Minimum setback requirements established by The Texas Commission on Environmental Equality (TCEQ) usually prevent initial house construction from occurring over any point of a septic system. These setback requirements include distances from the septic tank and the drainfield from foundations, pools, property lines, water wells, etc.
Some homeowners, whether accidentally or deliberately, build items like patio decks or home extensions over their systems. This can lead to greater expenses when finding and servicing the system.
It is never recommended to build a structure over any portion of your septic system. The most common problem we see is when someone wants to pump out their septic tank but doesn’t know where their tank is located.
It is not uncommon for us to find tanks located under a wooden deck, pool patio, driveways, or even room additions. Most of the time, this happens because the homeowner is unaware of the tank location and/or does not plan for future maintenance on their tank.

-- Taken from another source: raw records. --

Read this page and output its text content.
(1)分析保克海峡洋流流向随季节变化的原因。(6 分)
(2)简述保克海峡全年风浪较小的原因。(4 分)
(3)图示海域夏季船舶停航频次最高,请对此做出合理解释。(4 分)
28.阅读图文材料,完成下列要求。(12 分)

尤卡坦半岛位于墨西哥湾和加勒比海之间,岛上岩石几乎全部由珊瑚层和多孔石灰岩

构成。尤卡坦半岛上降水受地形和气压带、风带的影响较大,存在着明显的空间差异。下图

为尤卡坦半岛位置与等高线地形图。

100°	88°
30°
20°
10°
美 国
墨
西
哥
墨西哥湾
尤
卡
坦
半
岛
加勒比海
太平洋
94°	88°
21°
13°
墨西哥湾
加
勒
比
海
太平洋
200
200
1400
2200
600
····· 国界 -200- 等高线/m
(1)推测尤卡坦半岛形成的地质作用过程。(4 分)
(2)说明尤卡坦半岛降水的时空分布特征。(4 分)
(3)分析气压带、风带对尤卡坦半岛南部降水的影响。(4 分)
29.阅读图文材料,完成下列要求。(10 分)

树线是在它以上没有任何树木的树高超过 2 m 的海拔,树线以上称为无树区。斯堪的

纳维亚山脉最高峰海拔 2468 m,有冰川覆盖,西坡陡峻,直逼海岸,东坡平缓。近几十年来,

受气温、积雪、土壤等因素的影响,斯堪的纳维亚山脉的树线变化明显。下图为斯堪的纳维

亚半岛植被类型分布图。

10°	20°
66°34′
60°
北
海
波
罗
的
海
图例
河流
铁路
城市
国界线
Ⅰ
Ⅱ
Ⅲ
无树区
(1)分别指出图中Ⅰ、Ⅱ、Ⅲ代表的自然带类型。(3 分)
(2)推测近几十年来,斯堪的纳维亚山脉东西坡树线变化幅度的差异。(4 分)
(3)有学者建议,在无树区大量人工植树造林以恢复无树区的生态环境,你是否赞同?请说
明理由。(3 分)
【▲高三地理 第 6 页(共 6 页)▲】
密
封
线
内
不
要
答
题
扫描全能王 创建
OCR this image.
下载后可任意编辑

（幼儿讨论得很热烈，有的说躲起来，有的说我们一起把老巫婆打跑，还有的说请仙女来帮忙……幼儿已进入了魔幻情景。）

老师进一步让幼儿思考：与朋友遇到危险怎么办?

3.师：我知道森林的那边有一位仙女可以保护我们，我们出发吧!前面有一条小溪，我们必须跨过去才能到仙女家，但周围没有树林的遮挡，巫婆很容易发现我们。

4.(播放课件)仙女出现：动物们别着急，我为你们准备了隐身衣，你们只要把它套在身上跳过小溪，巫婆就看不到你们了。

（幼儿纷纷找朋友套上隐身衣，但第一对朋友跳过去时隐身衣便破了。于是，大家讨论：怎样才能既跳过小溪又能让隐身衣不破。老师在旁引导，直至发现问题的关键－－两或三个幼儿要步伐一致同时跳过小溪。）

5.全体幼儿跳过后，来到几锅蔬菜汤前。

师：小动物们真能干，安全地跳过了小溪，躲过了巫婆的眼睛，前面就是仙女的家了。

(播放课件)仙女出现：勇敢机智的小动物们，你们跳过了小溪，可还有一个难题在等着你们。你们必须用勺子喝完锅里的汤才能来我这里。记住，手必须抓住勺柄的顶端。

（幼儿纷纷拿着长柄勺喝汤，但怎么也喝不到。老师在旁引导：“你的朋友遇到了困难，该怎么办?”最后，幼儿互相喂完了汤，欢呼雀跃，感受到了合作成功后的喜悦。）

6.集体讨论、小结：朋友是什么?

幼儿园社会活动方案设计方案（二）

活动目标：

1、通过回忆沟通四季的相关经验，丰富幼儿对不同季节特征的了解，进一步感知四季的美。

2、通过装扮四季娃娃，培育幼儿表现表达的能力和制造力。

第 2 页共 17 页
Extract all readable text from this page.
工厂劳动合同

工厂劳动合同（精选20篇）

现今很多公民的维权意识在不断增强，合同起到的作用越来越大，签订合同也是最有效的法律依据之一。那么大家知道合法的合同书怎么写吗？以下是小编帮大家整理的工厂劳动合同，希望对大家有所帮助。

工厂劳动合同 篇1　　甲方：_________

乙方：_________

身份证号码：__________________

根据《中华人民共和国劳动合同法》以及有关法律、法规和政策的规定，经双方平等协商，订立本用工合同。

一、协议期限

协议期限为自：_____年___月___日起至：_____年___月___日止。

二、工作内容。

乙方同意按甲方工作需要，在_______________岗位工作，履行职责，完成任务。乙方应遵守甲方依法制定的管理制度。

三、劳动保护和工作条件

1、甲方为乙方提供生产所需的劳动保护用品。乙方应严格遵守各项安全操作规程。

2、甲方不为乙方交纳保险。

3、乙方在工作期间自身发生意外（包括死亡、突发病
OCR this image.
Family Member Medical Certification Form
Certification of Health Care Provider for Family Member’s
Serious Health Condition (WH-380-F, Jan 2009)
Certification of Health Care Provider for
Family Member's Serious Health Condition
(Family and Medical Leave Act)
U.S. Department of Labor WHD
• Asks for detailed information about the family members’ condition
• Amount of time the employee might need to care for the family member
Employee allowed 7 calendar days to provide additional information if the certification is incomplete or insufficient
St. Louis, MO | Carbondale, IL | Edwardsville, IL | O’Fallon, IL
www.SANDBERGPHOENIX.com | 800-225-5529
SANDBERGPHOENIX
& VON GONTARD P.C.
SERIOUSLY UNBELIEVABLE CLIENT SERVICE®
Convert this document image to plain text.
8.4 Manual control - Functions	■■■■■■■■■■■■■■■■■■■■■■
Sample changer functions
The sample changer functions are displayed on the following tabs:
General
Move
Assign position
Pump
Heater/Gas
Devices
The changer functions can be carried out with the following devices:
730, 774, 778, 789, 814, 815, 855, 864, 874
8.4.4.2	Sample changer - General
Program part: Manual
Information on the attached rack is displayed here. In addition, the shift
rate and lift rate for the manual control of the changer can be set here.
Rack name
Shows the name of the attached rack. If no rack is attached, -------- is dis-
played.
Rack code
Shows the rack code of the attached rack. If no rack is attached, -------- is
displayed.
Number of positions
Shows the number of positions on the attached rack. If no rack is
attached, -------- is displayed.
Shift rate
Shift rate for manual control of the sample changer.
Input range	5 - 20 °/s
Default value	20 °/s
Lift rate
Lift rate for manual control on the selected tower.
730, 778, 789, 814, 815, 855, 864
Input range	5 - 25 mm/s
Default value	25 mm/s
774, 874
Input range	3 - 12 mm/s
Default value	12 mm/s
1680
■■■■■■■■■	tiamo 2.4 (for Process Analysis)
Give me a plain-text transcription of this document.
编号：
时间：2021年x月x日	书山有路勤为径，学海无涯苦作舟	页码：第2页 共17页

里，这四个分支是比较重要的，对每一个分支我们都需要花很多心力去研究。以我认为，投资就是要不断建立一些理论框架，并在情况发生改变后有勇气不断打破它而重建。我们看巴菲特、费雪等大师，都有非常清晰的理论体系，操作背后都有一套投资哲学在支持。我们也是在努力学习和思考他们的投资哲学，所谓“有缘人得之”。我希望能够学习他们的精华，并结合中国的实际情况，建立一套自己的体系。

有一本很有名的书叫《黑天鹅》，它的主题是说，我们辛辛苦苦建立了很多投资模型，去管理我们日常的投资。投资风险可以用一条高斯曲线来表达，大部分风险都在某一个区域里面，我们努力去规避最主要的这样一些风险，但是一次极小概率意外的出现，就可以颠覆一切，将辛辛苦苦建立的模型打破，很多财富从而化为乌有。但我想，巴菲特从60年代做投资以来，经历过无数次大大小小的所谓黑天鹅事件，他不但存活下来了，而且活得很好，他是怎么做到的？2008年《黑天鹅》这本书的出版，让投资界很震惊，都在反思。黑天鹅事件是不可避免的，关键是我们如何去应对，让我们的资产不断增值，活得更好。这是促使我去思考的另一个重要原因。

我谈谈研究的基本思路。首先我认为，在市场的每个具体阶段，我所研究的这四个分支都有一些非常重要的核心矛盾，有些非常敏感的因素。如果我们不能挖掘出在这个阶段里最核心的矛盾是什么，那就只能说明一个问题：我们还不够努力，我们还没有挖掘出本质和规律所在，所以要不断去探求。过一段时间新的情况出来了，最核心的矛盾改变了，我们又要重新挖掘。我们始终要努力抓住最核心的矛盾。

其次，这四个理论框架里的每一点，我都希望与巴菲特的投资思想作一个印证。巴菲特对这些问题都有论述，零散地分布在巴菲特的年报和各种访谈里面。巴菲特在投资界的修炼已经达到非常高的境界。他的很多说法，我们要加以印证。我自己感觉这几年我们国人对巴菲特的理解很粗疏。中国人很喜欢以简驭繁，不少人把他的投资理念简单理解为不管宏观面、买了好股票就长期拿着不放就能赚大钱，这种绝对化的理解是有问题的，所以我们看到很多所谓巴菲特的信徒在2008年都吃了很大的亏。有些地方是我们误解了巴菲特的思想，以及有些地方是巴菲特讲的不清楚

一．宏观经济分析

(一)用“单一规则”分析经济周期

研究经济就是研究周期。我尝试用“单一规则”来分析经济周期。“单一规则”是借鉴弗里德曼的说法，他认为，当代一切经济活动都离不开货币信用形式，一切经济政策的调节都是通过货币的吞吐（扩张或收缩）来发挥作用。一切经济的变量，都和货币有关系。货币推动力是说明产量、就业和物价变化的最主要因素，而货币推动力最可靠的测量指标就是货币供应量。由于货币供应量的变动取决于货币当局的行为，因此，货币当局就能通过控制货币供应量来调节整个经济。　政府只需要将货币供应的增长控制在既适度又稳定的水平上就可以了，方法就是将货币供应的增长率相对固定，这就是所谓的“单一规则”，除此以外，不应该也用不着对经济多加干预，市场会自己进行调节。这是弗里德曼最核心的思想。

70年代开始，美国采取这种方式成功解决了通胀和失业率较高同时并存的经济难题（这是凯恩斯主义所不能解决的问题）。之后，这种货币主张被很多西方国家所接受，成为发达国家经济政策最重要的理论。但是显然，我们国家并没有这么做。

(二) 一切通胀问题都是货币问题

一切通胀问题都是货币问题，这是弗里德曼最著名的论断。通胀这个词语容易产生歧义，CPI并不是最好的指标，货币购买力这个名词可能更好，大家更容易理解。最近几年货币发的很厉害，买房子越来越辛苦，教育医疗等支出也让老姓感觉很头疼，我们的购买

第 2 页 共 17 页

Sometimes a homeowner may make removable boards or trap doors that lead under a deck to their septic tank lid for access to pump the tank. No permanent structures should be built over any portion of the system, but at least in this case the homeowner can pump out their septic tank.
The drainfield works by absorbing water in the solids and some evapotranspiration. The soil beneath the drainfield needs oxygen so that the microbes in the soil can treat the effluent from the drainfield. However, if a permanent structure is built over a drainfield it can restrict the oxygen flow into the soil and restrict the evapotranspiration process.
A big risk to building over the drainfield is causing the lines to collapse. Also, the soil can compact around the trenches, which may not allow for percolation. Repairing the drainfield or moving it may require an entirely new system depending on your system age and the regulations for your local authority.